A graduate of George Washington University Law School in 1982, William J. Murray, Jr. served as a prosecutor in Brooklyn, New York from 1982 – 1986 and the Office of the San Joaquin County District Attorney from 1986 -1995.
In 1995, he was appointed as a judge in San Joaquin County’s Superior Court, where he served for fifteen years. While a judge in San Joaquin County, he co-authored two programs which were recognized by the California Judicial Council and given the with the prestigious Ralph N. Kleps Award for innovative court programming. He was later appointed to serve on the California Judicial Council, the constitutional governing body for California’s courts.
Justice Murray was appointed to the Court of Appeal, 3rd District, in 2010. He currently serves as the chairperson of the 3rd District’s Outreach Committee for the Court of Appeal.
A member of Alpha Phi Alpha Fraternity Incorporated, he participated in the fraternity’s Bear Creek Mentoring program. He is also active in the Beyond Incarceration programs, Youth Leadership academy, and does outreach in Stockton and Sacramento schools.

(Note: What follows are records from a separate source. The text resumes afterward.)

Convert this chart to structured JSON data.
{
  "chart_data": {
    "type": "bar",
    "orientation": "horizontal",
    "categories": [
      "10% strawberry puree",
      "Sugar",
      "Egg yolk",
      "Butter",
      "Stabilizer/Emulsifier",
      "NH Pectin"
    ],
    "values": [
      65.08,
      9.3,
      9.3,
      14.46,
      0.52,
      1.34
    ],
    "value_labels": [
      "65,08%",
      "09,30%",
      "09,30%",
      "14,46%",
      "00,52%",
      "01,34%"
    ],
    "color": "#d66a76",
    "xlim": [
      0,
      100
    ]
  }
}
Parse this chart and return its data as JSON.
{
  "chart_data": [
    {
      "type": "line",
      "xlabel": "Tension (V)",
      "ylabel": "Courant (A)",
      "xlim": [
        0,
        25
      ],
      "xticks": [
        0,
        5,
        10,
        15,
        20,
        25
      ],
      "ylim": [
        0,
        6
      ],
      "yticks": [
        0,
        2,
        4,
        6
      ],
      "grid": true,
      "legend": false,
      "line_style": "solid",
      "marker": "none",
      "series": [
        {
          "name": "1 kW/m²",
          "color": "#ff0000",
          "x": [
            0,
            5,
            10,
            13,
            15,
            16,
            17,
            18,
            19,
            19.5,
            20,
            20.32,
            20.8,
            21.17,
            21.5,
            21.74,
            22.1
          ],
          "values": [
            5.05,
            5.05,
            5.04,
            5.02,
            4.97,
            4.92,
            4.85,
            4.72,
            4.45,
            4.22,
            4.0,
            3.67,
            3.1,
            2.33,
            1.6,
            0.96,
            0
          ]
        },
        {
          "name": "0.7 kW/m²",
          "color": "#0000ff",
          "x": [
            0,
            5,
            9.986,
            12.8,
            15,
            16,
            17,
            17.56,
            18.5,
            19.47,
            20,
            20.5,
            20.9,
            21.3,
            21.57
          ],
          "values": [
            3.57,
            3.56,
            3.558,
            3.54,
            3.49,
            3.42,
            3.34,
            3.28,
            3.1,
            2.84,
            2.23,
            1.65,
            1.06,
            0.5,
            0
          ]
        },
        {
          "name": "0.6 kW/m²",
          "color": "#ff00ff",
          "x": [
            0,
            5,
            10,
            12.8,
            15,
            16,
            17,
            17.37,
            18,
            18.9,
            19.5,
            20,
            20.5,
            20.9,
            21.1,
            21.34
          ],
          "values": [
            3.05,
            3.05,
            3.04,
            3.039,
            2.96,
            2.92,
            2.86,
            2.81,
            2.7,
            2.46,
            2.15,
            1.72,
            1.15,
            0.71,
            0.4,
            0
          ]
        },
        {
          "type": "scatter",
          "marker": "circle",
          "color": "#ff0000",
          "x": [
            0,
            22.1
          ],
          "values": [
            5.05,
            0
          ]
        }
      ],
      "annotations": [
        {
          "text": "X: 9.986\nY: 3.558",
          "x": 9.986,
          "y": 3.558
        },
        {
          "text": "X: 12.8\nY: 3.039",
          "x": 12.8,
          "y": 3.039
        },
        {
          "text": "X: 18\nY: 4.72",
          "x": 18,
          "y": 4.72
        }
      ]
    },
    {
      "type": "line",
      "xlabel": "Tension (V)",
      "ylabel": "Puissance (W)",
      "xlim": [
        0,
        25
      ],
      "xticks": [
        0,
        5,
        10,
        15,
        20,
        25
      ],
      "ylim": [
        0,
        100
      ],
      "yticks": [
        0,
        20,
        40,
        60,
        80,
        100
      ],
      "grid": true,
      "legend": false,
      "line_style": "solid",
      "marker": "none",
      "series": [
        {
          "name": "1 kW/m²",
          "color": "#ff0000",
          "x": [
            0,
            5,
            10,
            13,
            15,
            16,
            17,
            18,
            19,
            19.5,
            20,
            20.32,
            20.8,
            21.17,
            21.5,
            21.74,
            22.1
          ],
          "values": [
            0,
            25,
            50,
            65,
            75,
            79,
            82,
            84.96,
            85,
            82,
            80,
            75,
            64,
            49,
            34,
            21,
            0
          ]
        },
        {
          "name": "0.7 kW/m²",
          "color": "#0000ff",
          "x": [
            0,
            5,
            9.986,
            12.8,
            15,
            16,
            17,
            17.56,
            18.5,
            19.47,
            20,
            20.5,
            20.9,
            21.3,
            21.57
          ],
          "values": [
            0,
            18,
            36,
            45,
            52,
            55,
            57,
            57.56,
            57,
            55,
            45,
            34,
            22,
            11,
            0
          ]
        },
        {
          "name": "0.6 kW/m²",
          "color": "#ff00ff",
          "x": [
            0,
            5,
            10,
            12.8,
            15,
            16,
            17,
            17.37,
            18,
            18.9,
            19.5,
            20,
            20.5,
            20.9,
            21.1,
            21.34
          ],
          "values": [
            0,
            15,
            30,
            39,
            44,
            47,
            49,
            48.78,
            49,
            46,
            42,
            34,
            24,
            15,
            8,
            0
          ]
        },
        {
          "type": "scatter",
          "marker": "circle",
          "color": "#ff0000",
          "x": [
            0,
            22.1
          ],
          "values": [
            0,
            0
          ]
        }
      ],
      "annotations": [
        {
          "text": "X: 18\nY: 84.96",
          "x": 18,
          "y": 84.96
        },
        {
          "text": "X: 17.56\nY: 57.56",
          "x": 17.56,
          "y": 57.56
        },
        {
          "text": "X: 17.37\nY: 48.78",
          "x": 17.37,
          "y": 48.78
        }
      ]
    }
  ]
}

“I’m extremely honored to receive the award. I do the things for which I have been honored, not for the honor but because it’s my perception that’s what I’ve been put on this earth to do,”
Geraldine Hollis has committed her life to advocacy and change. A native of Mississippi, she received her B.S. in Health and Physical Education with minors in Mathematics and Biological Sciences from, Tougaloo College in Tougaloo, Mississippi.
Hollis was apart of the historical “Tougaloo Nine” – a group of nine students to stage the first public sit-ins of public institutions in Mississippi in 1961. The demonstration helped spark the civil rights movement in Jackson, Mississippi.
She wrote the memoir “Back to Mississippi” and in 2012 Hollis and her book was inducted into the Mississippi State Department of Archives and History
Hollis worked as a teacher, counselor, and consultant in the Oakland Unified School District for 33 years before retiring. She lives in Stockton and is a member of Mount Pleasant Missionary Baptist Church. She is a proud wife, mother, and grandmother.
“…I’m actually elated, to be awarded this prestigious recognition. My civil rights experiences were all about the community and making things better for everyone,” Hollis said.
Jose R. Rodriguez has been the President and Chief Executive Officer of the Council for the Spanish Speaking more commonly known as El Concilio since 1996. Mr. Rodriguez is a graduate of the University of the Pacific and Humphreys School of Law.
Under his direction El Concilio has increased programs and expanded services, increasing the agency budget from $1.2 million dollars to $8 million dollars per year to become the largest Latino community based organization in the Central Valley.
“I am grateful to the San Joaquin County chapter of NAACP the nation oldest civil rights organization for this award,” said Rodriguez. “I have always considered the NAACP as the conscience of this country when it comes to fighting for justice and equality, this award from an organization that I have always held in high esteem is really humbling.”
El Concilio has been recognized by Hispanic Business Magazine as one of the top 25 non-profits serving the Latino Community in the United States. Through his leadership El Concilio has won local, state and national recognition for the services the organization provides to the communities of the Central Valley.
A community activist for many years Mr. Rodriguez has served on numerous board and committees such as the Mayor’s Task Force for Racial Harmony and Justice, Stockton Unified School District Measure C Citizen Oversight, and the National Council of La Raza Affiliate Council Member.